Ill-advised blood transfusion
When Marvel was looking to create a female version of the Hulk, Stan Lee could have gone the radiation route he loved so well. Radiation is a factor in so many Marvel origins — Spider-Man, the Hulk, Daredevil, the Fantastic Four — that you have to wonder if Stan Lee was using Marvel Comics as propaganda for the atomic energy industry. But Lee took a slightly different tack with Jennifer Walkers, cousin of Bruce Banner. After a gunshot wound to the diminutive Walters, cousin Bruce happened to be in town — with his matching blood type. The infusion led to Jennifer becoming a humongous green mass of muscle, though she would ultimately be able to keep her senses, unlike the moronic, angry Hulk. The lesson I take from this story is never trust your cousins.
Accidental ingestion of super-plastic fluid
Don’t you hate when you pour orange juice on your cereal, put salt in your coffee, or chug a bottle of “super-plastic fluid” instead of Coke when you’re parched? That last goof is exactly the origin of Bouncing Boy, a bizarre Silver Age character who could turn himself into a human bouncing ball. Chris Sims discussed Bouncing Boy and some other bizarre origins here. Please, DC, put Bouncing Boy in the Justice League movie.

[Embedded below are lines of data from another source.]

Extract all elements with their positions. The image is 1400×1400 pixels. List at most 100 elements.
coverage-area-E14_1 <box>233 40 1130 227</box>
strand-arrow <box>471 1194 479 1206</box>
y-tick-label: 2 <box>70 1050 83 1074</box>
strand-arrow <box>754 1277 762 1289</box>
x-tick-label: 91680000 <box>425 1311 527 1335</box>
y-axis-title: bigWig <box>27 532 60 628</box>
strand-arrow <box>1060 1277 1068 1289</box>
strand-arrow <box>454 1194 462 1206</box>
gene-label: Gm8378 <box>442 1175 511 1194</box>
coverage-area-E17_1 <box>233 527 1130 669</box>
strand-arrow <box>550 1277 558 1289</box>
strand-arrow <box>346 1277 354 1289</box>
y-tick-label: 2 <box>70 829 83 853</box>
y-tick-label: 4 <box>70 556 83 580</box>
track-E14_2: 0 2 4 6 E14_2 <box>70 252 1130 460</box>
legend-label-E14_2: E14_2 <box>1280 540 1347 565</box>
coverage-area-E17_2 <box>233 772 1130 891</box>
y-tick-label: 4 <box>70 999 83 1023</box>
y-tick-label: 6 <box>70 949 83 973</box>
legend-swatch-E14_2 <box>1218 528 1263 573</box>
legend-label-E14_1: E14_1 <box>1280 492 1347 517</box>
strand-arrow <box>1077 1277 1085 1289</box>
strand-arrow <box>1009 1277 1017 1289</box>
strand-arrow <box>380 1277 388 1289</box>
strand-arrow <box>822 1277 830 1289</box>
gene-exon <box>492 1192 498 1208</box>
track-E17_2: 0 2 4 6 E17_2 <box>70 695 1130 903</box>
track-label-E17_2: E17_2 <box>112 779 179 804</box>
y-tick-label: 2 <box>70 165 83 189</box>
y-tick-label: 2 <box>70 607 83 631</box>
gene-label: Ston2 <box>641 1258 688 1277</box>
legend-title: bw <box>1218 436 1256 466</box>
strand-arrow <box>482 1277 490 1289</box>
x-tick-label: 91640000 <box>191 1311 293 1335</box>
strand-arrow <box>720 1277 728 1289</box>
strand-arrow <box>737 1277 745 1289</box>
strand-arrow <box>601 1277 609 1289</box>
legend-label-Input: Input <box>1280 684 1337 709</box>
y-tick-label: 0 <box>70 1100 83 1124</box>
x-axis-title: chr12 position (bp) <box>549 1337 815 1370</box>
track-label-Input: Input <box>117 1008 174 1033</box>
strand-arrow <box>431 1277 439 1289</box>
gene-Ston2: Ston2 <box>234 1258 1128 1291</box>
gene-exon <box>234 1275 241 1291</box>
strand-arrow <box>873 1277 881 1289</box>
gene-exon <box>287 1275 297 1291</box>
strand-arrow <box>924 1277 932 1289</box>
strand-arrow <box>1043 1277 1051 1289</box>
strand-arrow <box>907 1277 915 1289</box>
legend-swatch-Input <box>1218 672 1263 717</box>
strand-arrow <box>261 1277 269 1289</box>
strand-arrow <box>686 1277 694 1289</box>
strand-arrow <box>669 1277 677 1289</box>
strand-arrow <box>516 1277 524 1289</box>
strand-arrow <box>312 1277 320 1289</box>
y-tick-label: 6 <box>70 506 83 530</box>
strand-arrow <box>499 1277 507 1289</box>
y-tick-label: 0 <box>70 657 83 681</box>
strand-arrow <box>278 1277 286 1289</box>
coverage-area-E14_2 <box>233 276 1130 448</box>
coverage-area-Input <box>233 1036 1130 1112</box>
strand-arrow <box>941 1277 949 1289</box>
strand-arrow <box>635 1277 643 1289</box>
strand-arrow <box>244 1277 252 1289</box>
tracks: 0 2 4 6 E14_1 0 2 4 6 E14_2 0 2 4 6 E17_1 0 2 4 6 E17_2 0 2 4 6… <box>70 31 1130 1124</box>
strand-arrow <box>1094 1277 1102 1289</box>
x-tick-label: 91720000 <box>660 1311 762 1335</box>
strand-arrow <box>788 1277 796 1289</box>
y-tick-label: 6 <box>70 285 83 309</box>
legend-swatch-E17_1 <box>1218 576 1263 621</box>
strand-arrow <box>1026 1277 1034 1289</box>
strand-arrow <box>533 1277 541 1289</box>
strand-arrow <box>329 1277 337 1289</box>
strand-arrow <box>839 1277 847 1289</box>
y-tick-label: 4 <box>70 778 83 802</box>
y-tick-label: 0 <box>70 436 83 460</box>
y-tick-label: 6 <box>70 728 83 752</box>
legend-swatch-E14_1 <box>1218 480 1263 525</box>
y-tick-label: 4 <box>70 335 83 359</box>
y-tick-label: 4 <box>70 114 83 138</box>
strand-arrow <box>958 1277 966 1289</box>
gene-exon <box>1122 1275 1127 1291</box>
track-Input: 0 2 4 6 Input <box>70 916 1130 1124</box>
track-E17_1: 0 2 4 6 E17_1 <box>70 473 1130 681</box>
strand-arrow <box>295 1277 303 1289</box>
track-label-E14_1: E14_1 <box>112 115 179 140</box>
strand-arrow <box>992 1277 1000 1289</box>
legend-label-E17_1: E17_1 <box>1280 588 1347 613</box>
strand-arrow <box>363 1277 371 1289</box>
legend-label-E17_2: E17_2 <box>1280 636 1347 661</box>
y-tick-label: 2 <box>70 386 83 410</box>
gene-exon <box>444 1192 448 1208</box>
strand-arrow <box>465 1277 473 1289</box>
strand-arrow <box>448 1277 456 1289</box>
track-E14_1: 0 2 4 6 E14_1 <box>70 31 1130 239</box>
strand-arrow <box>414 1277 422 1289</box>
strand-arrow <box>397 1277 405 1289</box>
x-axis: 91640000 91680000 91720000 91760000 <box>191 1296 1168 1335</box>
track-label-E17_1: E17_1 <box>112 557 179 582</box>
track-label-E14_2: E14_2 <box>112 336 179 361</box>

For some, gaining your own superpowers may be too much of a chore, but don’t let that stop you: Superhero science also allows you to shove your mind inside the noggin of your favorite hero. That’s exactly what Dr. Octopus did a couple of years ago. Many years after his own science accident fused his metal arms to his body, Doc Ock was imprisoned, sick and dying. But his octobots still roamed the city, and he managed to fulfill a long-term plan by switching minds with Spider-Man, which led to the (of course) temporary death of Peter Parker’s mind and Dr. Octopus’ run as the Superior Spider-Man.
There’s a rich tradition in comics of making up substances to explain why something is supernaturally powerful. Why can’t Wolverine’s bones be broken? They’re laced with adamantium. What makes Captain America’s shield so bouncy yet strong? Vibranium. What makes Thor’s hammer so good for smiting and holding enchantments? Uru. But the ultimate comic book science substance has to be Pym Particles. Named for their inventor, Henry Pym, Pym Particles allowed him to shrink and become Ant-Man. They later allowed him to grow and become Giant Man. As hilariously explained by the Watcher in “FF” (a much-missed series by Matt Fraction and Michael Allred) Pym Particles operate along three axes: size, strength and durability. In other words, Pym Particles are the Holy Grail of comic book technobabble.